It was produced by an English company called Musical Fidelity. Its sound is incredibly transparent and analytically detailed. They stopped making them back in the 90's, but upgraded it with uglier modern black boxes. I still prefer the vintage classic. The amp system for the Musical Fidelity X series is just incredible.


----------



## davinci (Oct 11, 2012)

Music Fidelity is still building excellent HiFi gear.


----------



## jdk (Sep 5, 2012)

My budget was very little, so $200 mark was my budget but this hi fi (I thought) was best in the range, and got $100 off RRP online. That said, I've bought a hi fi and can happily say listening to classical is amazing, amongst my other genres. It's 360 Watts RMS, 12 ohms... honestly still not sure if that's good  but for the price, I'm very happy with the sound I'm getting from it.

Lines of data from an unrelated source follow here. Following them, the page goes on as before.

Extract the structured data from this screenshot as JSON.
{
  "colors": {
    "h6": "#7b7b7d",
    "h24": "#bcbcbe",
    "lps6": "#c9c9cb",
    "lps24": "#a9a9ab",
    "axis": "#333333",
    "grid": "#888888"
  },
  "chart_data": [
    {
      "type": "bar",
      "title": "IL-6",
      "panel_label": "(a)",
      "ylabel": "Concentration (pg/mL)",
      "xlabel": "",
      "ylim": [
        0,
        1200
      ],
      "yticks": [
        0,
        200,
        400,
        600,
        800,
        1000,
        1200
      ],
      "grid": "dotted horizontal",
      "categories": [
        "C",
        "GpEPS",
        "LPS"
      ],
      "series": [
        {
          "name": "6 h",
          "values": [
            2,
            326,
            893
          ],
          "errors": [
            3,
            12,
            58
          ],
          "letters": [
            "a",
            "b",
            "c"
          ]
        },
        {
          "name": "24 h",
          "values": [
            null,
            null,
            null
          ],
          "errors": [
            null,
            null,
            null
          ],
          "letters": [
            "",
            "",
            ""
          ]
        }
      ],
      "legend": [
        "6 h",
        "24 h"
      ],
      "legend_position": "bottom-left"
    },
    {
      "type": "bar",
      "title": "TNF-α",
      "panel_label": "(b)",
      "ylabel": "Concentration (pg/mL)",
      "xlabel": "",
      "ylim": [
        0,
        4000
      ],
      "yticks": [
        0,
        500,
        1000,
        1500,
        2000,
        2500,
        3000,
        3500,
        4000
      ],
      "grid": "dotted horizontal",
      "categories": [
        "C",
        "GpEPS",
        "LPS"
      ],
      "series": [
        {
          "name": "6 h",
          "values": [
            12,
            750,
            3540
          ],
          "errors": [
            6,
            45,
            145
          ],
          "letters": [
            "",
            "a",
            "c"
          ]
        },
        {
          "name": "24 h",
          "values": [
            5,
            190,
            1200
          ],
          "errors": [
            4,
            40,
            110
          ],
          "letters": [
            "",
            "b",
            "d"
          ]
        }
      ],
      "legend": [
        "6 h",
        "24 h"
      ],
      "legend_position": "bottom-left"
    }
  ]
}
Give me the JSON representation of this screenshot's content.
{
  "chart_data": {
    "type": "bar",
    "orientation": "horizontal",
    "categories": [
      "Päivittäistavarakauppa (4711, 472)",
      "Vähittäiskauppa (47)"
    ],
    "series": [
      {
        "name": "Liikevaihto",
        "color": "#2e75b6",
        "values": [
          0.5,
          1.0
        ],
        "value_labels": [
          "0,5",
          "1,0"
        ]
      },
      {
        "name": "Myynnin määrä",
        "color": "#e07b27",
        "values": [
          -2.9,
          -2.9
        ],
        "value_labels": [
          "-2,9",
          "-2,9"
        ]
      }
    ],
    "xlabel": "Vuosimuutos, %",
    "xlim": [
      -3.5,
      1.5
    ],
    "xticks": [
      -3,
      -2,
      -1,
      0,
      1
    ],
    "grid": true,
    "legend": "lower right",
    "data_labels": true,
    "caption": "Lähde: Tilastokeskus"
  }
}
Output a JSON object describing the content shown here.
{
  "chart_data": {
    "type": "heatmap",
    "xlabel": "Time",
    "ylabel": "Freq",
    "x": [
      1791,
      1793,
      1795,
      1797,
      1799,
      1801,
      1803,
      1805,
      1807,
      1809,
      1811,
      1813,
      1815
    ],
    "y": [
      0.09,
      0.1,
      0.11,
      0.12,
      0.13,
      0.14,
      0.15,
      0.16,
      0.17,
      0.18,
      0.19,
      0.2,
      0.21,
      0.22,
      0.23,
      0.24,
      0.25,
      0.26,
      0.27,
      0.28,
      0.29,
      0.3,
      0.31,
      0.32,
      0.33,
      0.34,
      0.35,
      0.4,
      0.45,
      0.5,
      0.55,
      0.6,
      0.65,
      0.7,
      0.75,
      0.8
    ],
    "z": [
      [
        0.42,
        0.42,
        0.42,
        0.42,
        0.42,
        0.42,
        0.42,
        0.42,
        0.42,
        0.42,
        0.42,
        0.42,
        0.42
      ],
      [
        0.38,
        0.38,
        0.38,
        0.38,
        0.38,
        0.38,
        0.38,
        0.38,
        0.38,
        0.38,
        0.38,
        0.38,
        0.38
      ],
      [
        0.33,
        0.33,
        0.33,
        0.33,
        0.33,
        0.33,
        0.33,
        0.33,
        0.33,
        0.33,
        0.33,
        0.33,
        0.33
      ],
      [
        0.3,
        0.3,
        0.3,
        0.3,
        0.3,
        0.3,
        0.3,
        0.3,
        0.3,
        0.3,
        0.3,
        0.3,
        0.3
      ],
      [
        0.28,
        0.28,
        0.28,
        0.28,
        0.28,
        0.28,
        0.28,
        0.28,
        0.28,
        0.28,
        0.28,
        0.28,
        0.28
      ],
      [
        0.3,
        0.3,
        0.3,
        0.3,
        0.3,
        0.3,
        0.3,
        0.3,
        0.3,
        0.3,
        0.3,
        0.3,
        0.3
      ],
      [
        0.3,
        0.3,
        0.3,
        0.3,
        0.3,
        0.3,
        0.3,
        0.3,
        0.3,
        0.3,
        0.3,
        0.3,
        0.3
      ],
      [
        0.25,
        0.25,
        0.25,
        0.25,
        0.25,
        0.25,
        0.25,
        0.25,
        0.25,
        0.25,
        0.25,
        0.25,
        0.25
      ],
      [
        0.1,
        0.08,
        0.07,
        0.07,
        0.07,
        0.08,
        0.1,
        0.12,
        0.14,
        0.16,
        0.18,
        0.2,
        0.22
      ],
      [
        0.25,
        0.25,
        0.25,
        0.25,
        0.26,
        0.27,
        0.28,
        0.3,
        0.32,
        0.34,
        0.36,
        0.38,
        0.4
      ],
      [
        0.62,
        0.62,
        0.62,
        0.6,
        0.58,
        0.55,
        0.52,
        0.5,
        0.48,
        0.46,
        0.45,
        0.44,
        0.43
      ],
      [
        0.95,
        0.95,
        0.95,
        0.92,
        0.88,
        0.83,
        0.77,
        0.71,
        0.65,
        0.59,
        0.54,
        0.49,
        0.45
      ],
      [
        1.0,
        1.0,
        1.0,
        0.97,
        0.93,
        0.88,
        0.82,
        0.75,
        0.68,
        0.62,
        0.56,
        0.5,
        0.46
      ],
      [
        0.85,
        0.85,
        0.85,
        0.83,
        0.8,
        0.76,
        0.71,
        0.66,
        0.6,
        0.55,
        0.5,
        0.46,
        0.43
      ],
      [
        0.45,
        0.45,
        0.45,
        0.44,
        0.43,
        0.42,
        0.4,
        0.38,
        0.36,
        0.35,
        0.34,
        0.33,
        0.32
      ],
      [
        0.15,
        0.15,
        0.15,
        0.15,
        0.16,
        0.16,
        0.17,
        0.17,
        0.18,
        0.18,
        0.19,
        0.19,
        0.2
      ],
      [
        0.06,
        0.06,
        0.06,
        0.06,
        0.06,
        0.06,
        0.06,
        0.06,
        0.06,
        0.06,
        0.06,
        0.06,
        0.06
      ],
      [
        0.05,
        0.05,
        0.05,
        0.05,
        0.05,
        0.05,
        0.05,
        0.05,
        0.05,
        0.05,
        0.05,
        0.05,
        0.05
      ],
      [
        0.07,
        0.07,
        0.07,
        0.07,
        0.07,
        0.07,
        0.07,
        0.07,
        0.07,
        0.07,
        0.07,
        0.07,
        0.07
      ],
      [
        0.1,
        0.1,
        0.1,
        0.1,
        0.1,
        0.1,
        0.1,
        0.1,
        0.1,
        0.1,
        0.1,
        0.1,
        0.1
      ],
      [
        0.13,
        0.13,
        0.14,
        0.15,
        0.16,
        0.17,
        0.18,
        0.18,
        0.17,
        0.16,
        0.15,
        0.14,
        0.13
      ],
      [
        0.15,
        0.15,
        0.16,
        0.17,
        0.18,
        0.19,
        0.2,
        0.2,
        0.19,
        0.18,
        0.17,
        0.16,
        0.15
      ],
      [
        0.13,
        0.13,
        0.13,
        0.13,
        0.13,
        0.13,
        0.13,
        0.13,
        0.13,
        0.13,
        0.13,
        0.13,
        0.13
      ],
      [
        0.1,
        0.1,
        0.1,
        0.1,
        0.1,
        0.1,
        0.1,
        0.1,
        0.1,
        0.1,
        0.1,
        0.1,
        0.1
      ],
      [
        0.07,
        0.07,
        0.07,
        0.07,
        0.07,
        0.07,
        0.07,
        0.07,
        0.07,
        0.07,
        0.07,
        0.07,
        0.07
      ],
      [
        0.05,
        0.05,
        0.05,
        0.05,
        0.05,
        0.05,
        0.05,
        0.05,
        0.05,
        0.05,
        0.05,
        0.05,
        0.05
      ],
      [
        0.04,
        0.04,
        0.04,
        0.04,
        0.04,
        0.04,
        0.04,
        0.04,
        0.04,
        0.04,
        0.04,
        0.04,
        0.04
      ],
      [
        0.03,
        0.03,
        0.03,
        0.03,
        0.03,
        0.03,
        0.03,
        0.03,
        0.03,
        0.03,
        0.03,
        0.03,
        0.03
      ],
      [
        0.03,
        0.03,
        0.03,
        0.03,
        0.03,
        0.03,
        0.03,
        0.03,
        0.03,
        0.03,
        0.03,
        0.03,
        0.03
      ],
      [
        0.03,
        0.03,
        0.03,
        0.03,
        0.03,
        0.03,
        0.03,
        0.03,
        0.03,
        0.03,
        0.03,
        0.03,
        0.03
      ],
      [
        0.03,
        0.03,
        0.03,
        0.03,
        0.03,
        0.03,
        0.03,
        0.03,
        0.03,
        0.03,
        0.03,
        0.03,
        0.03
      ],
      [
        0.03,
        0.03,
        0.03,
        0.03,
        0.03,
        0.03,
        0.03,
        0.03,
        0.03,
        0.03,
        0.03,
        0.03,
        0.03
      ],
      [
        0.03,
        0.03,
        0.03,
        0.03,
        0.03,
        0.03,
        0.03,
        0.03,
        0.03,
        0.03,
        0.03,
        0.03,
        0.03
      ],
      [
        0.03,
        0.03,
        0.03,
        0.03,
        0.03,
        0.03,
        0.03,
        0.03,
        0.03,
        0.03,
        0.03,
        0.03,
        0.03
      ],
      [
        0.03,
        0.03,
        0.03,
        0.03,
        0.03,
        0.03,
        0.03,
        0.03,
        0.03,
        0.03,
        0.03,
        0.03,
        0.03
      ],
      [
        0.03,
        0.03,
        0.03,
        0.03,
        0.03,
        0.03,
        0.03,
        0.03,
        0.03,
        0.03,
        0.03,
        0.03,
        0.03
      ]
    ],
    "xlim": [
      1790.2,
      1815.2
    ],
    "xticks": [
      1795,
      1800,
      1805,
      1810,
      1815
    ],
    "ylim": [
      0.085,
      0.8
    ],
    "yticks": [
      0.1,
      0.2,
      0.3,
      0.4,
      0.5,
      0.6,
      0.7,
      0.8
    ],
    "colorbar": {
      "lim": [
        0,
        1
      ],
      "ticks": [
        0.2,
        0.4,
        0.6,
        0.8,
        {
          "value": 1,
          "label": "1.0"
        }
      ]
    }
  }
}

Thanks again for all the advice and help  In future reference with a higher budget, I'll confidently know what to look for.

Cheers


----------



## Mesa (Mar 2, 2012)

I find it hilarious that there are people that spend $25+ a meter on cables for their hi-fi equipment. The signal path involved in recording their chosen music has inevitably been through many meters of comparatively cheap wire, outboard and patch bays.


----------



## Vaneyes (May 11, 2010)

Mesa said:


> I find it hilarious that there are people that spend $25+ a meter on cables for their hi-fi equipment. The signal path involved in recording their chosen music has inevitably been through many meters of comparatively cheap wire, outboard and patch bays.


1. Not necessary, but not the cheapest either.

2. Maybe China or Russia.


----------